Her innovations could make better, cheaper alternatives to silicon solar cells.
the solar energy industry has lacked a low-cost, high-performance alternative to silicon for a long time. In recent years, a family of hybrid materials called perovskites has gained attention because they can achieve high power output more cheaply than silicon. But making them work in practice has proved difficult. Early prototypes of perovskite-based solar cells weren’t as efficient as conventional silicon cells at converting the energy in sunlight into electricity.
Huanping Zhou developed a series of chemical processes that made perovskite-based solar cells more efficient and cheaper to produce. If they can be mass-produced, her innovation will make solar power much cheaper.
Growing up in the countryside of China, Zhou did not have electricity at home. She and her siblings did their homework by the light of a kerosene lamp. Her childhood experience motivated her to devote herself to solar technology.

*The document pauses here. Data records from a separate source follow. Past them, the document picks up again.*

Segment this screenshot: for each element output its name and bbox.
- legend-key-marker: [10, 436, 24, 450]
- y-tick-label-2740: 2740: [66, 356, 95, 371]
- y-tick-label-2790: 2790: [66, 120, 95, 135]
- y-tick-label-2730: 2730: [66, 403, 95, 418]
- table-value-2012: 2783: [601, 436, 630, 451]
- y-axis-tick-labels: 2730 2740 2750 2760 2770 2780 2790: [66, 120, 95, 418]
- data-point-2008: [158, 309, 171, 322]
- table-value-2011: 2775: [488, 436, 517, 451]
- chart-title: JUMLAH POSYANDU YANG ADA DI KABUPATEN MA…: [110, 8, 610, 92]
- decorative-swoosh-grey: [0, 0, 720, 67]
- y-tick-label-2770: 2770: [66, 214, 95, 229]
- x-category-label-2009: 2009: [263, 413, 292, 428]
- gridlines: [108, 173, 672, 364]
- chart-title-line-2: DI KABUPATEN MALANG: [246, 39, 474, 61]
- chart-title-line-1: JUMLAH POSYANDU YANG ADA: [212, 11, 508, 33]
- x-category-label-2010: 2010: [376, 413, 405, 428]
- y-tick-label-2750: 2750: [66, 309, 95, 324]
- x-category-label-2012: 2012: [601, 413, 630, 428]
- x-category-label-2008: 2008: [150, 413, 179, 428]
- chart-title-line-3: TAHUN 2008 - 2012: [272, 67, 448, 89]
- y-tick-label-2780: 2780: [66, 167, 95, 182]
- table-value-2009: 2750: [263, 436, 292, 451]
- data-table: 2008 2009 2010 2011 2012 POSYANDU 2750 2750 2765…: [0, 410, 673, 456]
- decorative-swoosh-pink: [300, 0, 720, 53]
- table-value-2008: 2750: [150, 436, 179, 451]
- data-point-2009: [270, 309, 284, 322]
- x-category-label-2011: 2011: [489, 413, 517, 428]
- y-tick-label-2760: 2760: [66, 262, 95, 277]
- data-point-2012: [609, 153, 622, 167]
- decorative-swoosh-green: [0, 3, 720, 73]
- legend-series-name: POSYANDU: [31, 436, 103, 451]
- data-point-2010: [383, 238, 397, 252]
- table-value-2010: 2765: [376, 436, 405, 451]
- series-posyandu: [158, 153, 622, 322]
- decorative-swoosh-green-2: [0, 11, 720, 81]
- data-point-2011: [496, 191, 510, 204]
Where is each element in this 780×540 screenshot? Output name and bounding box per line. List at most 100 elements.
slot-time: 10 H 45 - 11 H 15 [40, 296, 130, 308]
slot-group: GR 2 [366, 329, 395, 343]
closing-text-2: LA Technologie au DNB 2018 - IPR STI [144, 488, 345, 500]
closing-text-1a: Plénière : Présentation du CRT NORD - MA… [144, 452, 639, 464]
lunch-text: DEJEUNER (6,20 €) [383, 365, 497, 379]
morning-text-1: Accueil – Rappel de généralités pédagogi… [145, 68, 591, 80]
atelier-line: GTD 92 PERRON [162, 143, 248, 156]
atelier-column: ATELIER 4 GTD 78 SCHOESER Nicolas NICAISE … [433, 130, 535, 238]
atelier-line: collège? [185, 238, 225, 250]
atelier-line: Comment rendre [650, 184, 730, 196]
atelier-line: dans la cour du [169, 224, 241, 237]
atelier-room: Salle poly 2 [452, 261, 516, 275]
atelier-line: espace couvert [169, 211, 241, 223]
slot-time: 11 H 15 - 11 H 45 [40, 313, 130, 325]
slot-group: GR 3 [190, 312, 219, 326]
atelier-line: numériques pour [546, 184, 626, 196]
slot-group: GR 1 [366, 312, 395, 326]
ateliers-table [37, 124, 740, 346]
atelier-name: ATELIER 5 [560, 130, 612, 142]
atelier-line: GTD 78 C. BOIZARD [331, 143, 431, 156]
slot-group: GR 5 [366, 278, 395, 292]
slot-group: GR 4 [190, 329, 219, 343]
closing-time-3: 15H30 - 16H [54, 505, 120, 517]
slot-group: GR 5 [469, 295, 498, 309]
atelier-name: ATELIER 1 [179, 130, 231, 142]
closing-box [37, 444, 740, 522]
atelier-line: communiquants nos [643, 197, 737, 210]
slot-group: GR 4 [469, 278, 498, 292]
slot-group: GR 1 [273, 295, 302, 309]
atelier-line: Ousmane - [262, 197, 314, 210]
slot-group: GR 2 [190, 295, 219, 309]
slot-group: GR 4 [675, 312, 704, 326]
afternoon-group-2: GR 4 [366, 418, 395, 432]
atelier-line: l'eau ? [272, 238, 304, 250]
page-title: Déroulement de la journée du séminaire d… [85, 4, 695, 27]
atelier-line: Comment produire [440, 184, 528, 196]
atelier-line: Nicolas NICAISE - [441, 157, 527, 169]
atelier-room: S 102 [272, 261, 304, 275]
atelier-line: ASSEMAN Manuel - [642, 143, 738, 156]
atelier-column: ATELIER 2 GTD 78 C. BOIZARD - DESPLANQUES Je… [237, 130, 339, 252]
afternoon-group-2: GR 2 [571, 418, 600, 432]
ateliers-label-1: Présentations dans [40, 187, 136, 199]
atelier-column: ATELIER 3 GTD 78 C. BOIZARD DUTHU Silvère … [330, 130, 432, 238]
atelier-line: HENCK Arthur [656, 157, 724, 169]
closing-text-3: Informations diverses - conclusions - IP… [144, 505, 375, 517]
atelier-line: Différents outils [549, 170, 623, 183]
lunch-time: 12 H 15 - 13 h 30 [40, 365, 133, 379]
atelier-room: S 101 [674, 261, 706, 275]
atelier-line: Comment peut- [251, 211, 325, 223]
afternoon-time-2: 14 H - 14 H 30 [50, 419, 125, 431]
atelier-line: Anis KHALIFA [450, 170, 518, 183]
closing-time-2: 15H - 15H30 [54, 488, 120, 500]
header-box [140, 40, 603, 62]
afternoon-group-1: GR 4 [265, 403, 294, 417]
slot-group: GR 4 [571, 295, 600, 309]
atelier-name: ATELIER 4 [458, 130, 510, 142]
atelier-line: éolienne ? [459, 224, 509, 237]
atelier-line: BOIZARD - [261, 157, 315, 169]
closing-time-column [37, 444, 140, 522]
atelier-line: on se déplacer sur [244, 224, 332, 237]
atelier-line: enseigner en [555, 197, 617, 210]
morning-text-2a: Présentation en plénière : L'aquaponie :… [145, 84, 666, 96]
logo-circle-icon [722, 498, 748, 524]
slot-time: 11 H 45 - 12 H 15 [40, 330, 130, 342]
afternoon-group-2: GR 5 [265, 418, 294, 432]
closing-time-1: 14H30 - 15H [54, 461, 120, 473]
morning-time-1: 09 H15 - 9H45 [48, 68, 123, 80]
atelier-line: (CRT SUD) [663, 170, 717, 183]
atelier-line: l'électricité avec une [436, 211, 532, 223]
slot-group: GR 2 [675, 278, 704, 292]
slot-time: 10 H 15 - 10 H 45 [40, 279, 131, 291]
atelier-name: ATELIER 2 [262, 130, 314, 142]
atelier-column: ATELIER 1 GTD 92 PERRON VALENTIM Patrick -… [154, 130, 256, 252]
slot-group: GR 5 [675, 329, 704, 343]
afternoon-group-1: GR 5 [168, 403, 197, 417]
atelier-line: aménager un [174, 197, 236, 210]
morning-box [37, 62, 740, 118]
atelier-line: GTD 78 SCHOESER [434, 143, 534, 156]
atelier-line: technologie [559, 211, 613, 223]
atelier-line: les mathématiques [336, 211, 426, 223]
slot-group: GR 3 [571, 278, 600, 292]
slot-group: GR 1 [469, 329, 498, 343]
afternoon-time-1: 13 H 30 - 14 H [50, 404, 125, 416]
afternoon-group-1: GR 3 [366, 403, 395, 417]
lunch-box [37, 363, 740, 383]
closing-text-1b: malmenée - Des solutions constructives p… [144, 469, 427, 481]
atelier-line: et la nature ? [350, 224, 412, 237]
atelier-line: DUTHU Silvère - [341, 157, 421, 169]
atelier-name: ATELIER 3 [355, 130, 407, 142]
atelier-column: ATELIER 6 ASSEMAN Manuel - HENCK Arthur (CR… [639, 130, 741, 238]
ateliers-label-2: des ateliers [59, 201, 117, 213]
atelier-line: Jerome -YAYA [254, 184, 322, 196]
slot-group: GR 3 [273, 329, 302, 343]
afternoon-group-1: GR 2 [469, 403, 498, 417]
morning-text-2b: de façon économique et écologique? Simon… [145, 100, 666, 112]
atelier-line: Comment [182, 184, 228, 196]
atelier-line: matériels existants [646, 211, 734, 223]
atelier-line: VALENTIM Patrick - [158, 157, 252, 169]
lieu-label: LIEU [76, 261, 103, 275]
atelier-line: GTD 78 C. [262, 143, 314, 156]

The cell Zhou developed converts more than 20 percent of the energy in sunlight, about the same rate as existing silicon panels. Although some other perovskite cells are more efficient, Zhou’s invention is important because it makes the manufacturing process easier and cheaper. The cells can be produced at temperatures below 302 °F (150 °C) by spraying or printing a perovskite-based liquid solution onto a substrate such as glass. The process for some other types of perovskite cells requires temperatures around 932 °F.
Perovskite-based solar cells tend to degrade faster than silicon cells, so Zhou is also working on improving their durability.